There’s a camera sticking out of a building above a sign that says real nudity. Who’s watching? The police? A security firm? MI5? Are they near, or far away in some other city, the task of spying contracted out to somewhere where the price of spying is cheaper?
How many security cameras have caught him in their sights? How many miles of videotape would have to be examined to create a jumpily edited film of his day?
‘Here’s a number to ring if anything in this reconstruction jogs your memory...’

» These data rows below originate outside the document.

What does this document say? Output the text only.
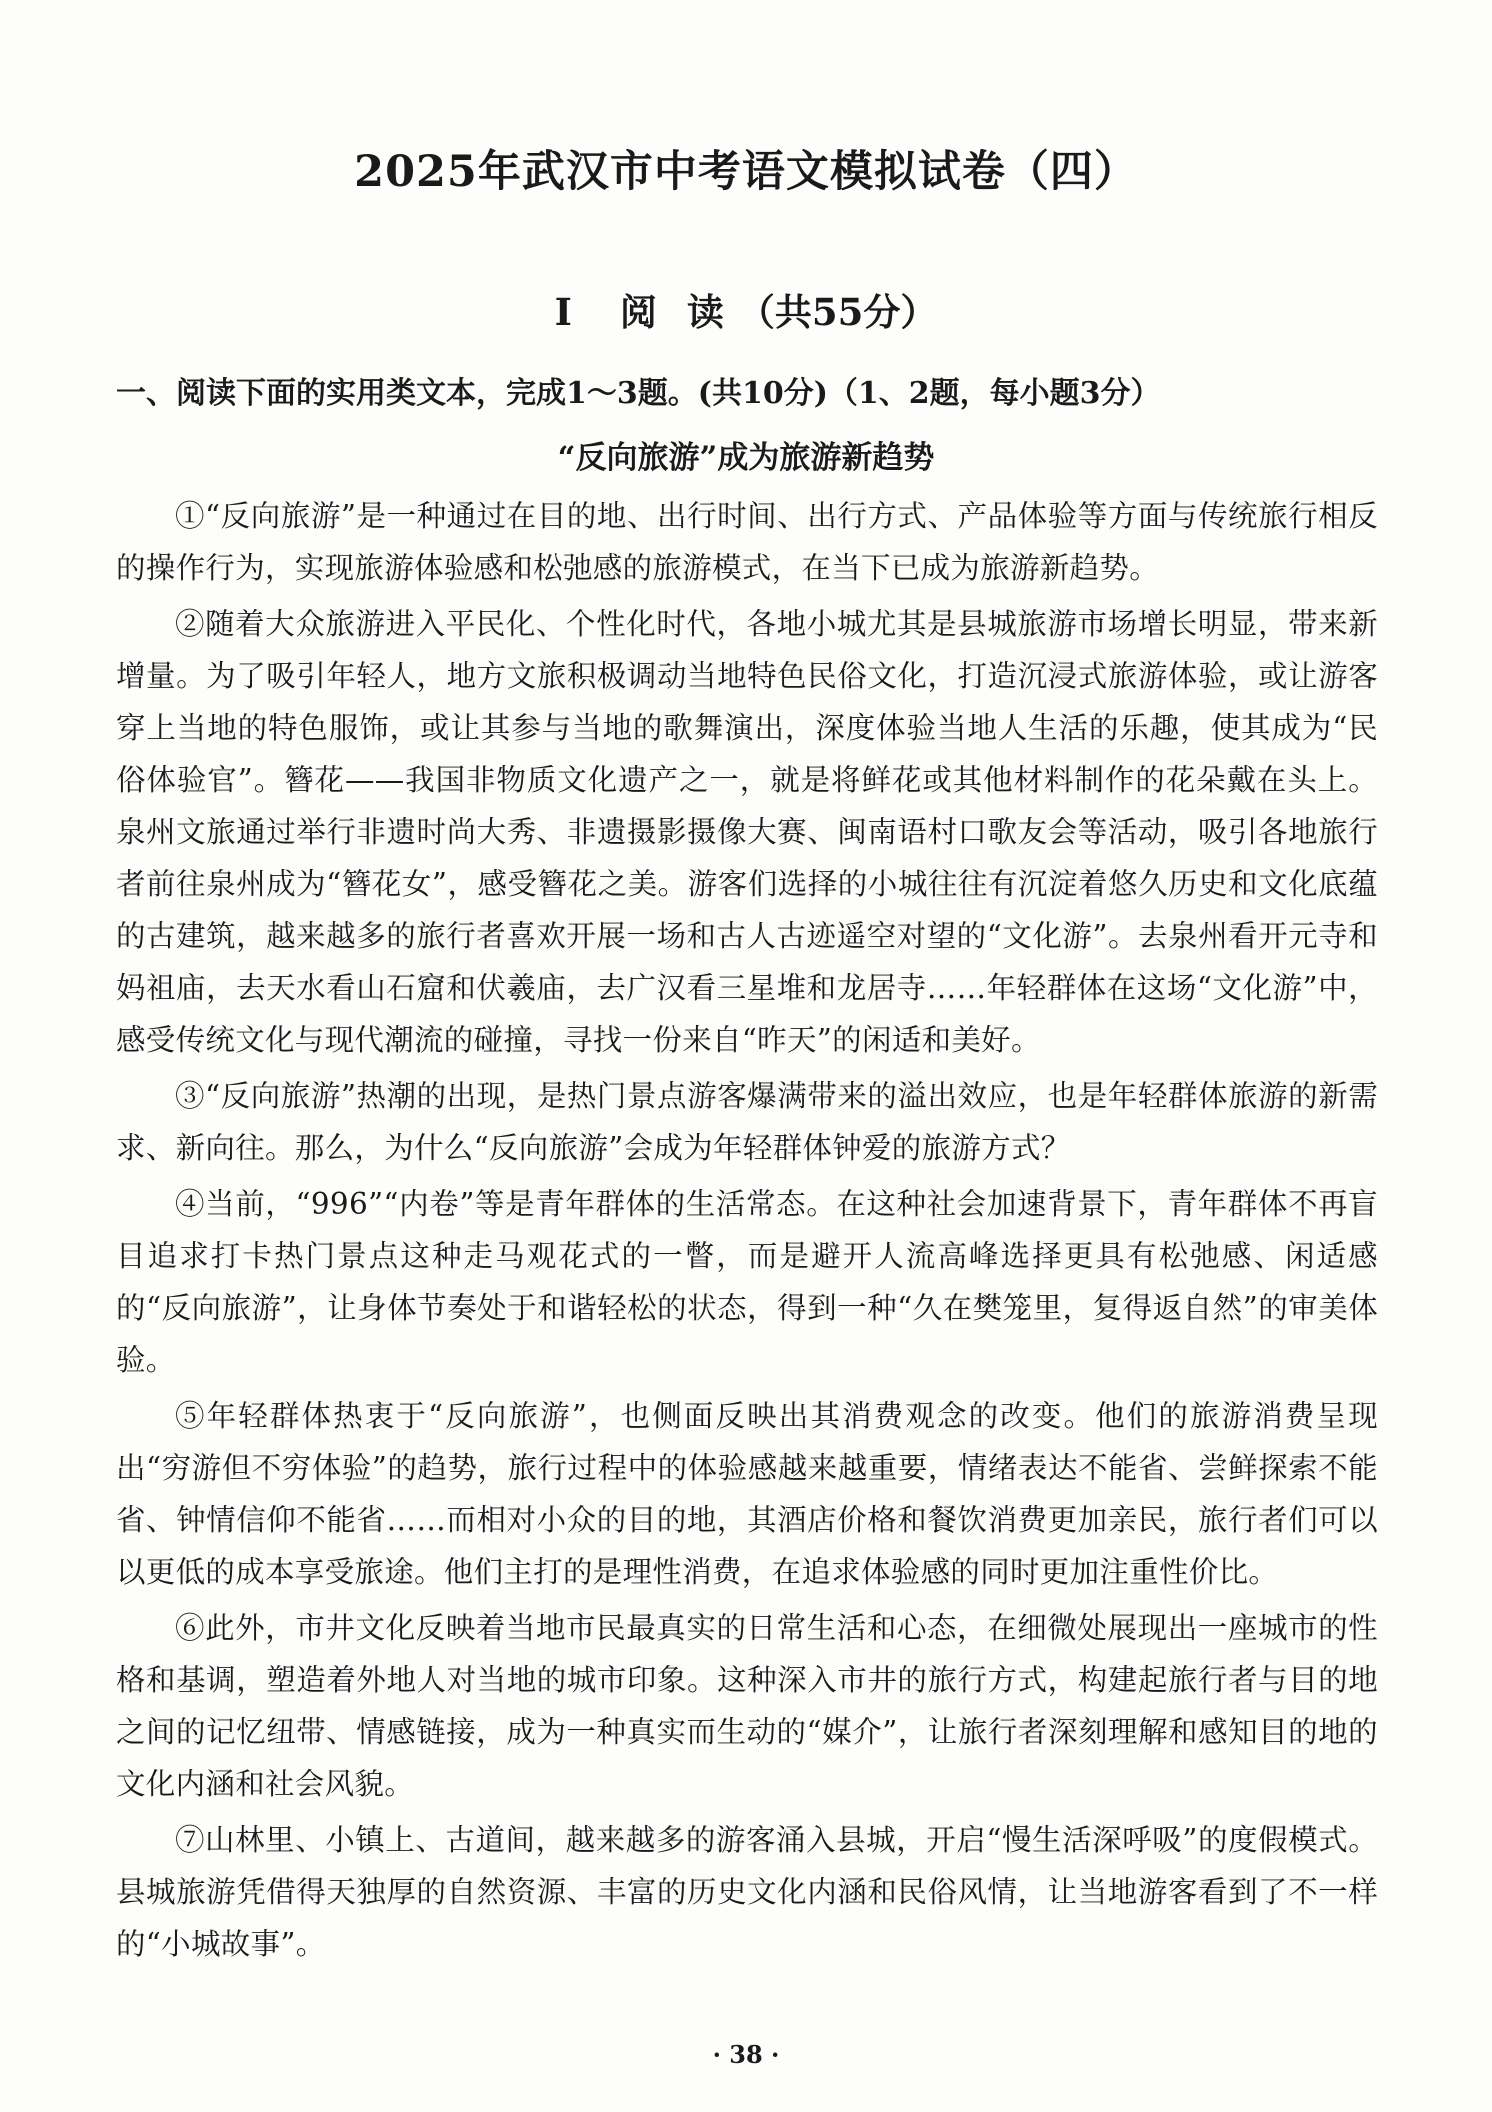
2025年武汉市中考语文模拟试卷（四）
I 阅 读 （共55分）
一、阅读下面的实用类文本，完成1～3题。(共10分)（1、2题，每小题3分）
“反向旅游”成为旅游新趋势

①“反向旅游”是一种通过在目的地、出行时间、出行方式、产品体验等方面与传统旅行相反的操作行为，实现旅游体验感和松弛感的旅游模式，在当下已成为旅游新趋势。

②随着大众旅游进入平民化、个性化时代，各地小城尤其是县城旅游市场增长明显，带来新增量。为了吸引年轻人，地方文旅积极调动当地特色民俗文化，打造沉浸式旅游体验，或让游客穿上当地的特色服饰，或让其参与当地的歌舞演出，深度体验当地人生活的乐趣，使其成为“民俗体验官”。簪花——我国非物质文化遗产之一，就是将鲜花或其他材料制作的花朵戴在头上。泉州文旅通过举行非遗时尚大秀、非遗摄影摄像大赛、闽南语村口歌友会等活动，吸引各地旅行者前往泉州成为“簪花女”，感受簪花之美。游客们选择的小城往往有沉淀着悠久历史和文化底蕴的古建筑，越来越多的旅行者喜欢开展一场和古人古迹遥空对望的“文化游”。去泉州看开元寺和妈祖庙，去天水看山石窟和伏羲庙，去广汉看三星堆和龙居寺……年轻群体在这场“文化游”中，感受传统文化与现代潮流的碰撞，寻找一份来自“昨天”的闲适和美好。

③“反向旅游”热潮的出现，是热门景点游客爆满带来的溢出效应，也是年轻群体旅游的新需求、新向往。那么，为什么“反向旅游”会成为年轻群体钟爱的旅游方式？

④当前，“996”“内卷”等是青年群体的生活常态。在这种社会加速背景下，青年群体不再盲目追求打卡热门景点这种走马观花式的一瞥，而是避开人流高峰选择更具有松弛感、闲适感的“反向旅游”，让身体节奏处于和谐轻松的状态，得到一种“久在樊笼里，复得返自然”的审美体验。

⑤年轻群体热衷于“反向旅游”，也侧面反映出其消费观念的改变。他们的旅游消费呈现出“穷游但不穷体验”的趋势，旅行过程中的体验感越来越重要，情绪表达不能省、尝鲜探索不能省、钟情信仰不能省……而相对小众的目的地，其酒店价格和餐饮消费更加亲民，旅行者们可以以更低的成本享受旅途。他们主打的是理性消费，在追求体验感的同时更加注重性价比。

⑥此外，市井文化反映着当地市民最真实的日常生活和心态，在细微处展现出一座城市的性格和基调，塑造着外地人对当地的城市印象。这种深入市井的旅行方式，构建起旅行者与目的地之间的记忆纽带、情感链接，成为一种真实而生动的“媒介”，让旅行者深刻理解和感知目的地的文化内涵和社会风貌。

⑦山林里、小镇上、古道间，越来越多的游客涌入县城，开启“慢生活深呼吸”的度假模式。县城旅游凭借得天独厚的自然资源、丰富的历史文化内涵和民俗风情，让当地游客看到了不一样的“小城故事”。

· 38 ·
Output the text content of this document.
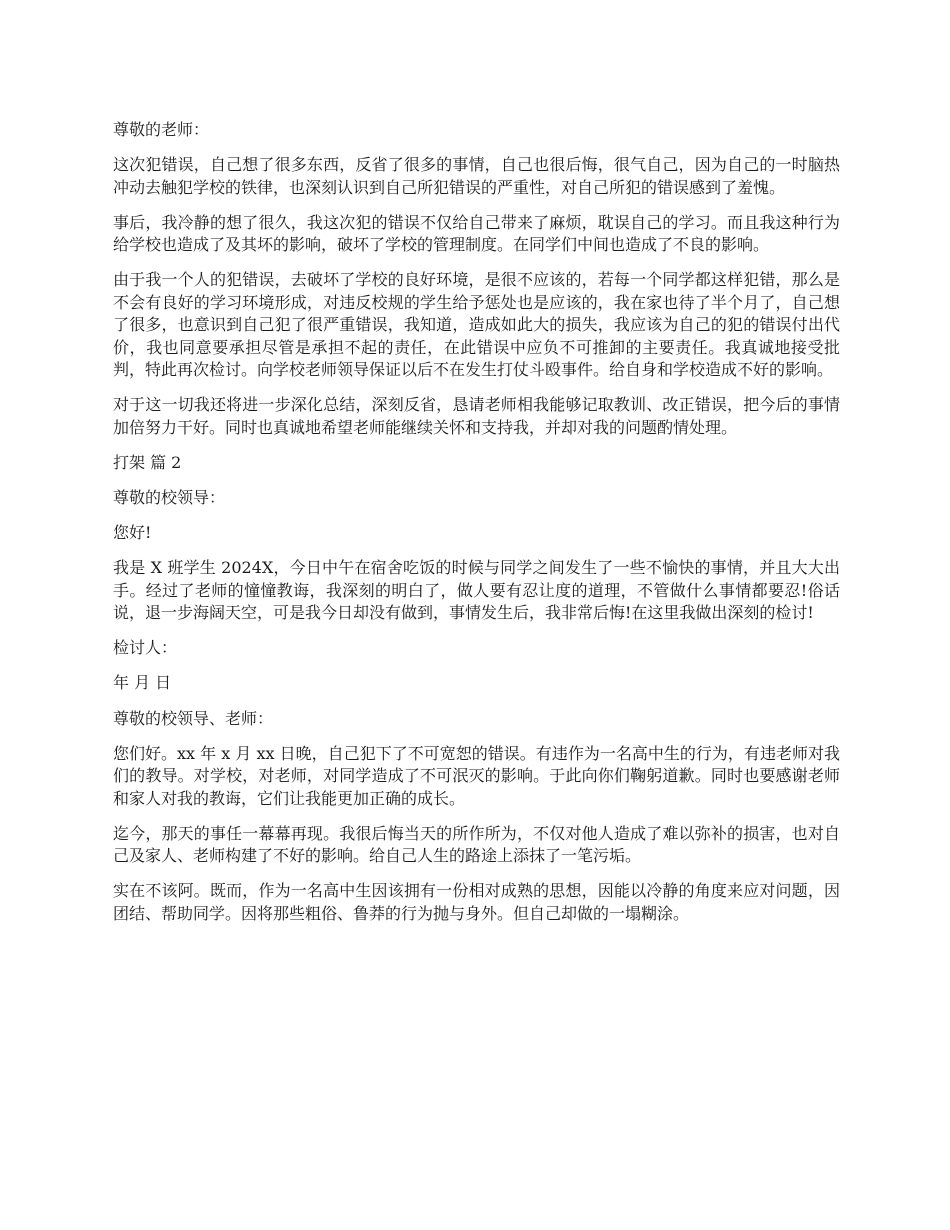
尊敬的老师：

这次犯错误，自己想了很多东西，反省了很多的事情，自己也很后悔，很气自己，因为自己的一时脑热冲动去触犯学校的铁律，也深刻认识到自己所犯错误的严重性，对自己所犯的错误感到了羞愧。

事后，我冷静的想了很久，我这次犯的错误不仅给自己带来了麻烦，耽误自己的学习。而且我这种行为给学校也造成了及其坏的影响，破坏了学校的管理制度。在同学们中间也造成了不良的影响。

由于我一个人的犯错误，去破坏了学校的良好环境，是很不应该的，若每一个同学都这样犯错，那么是不会有良好的学习环境形成，对违反校规的学生给予惩处也是应该的，我在家也待了半个月了，自己想了很多，也意识到自己犯了很严重错误，我知道，造成如此大的损失，我应该为自己的犯的错误付出代价，我也同意要承担尽管是承担不起的责任，在此错误中应负不可推卸的主要责任。我真诚地接受批判，特此再次检讨。向学校老师领导保证以后不在发生打仗斗殴事件。给自身和学校造成不好的影响。

对于这一切我还将进一步深化总结，深刻反省，恳请老师相我能够记取教训、改正错误，把今后的事情加倍努力干好。同时也真诚地希望老师能继续关怀和支持我，并却对我的问题酌情处理。

打架 篇 2

尊敬的校领导：

您好!

我是 X 班学生 2024X，今日中午在宿舍吃饭的时候与同学之间发生了一些不愉快的事情，并且大大出手。经过了老师的憧憧教诲，我深刻的明白了，做人要有忍让度的道理，不管做什么事情都要忍!俗话说，退一步海阔天空，可是我今日却没有做到，事情发生后，我非常后悔!在这里我做出深刻的检讨!

检讨人：

年 月 日

尊敬的校领导、老师：

您们好。xx 年 x 月 xx 日晚，自己犯下了不可宽恕的错误。有违作为一名高中生的行为，有违老师对我们的教导。对学校，对老师，对同学造成了不可泯灭的影响。于此向你们鞠躬道歉。同时也要感谢老师和家人对我的教诲，它们让我能更加正确的成长。

迄今，那天的事任一幕幕再现。我很后悔当天的所作所为，不仅对他人造成了难以弥补的损害，也对自己及家人、老师构建了不好的影响。给自己人生的路途上添抹了一笔污垢。

实在不该阿。既而，作为一名高中生因该拥有一份相对成熟的思想，因能以冷静的角度来应对问题，因团结、帮助同学。因将那些粗俗、鲁莽的行为抛与身外。但自己却做的一塌糊涂。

Alexander imagines the presenter of Crimewatch gloating over the moments of salacious footage. Corrr , did you see that? Unspoken, but there in his smug smile. A ratings winner!
Alexander tries to list the people whose memories might be jogged as they recognize him: the unfamiliar City commuters on the train he took; the man with the pram in the park; the cocky little waiter at the oyster counter in Selfridges...
But he won’t be on Crimewatch .
It’s not a crime to disappear.
Is it?
No-one’s going to be looking for him, because he’s dead.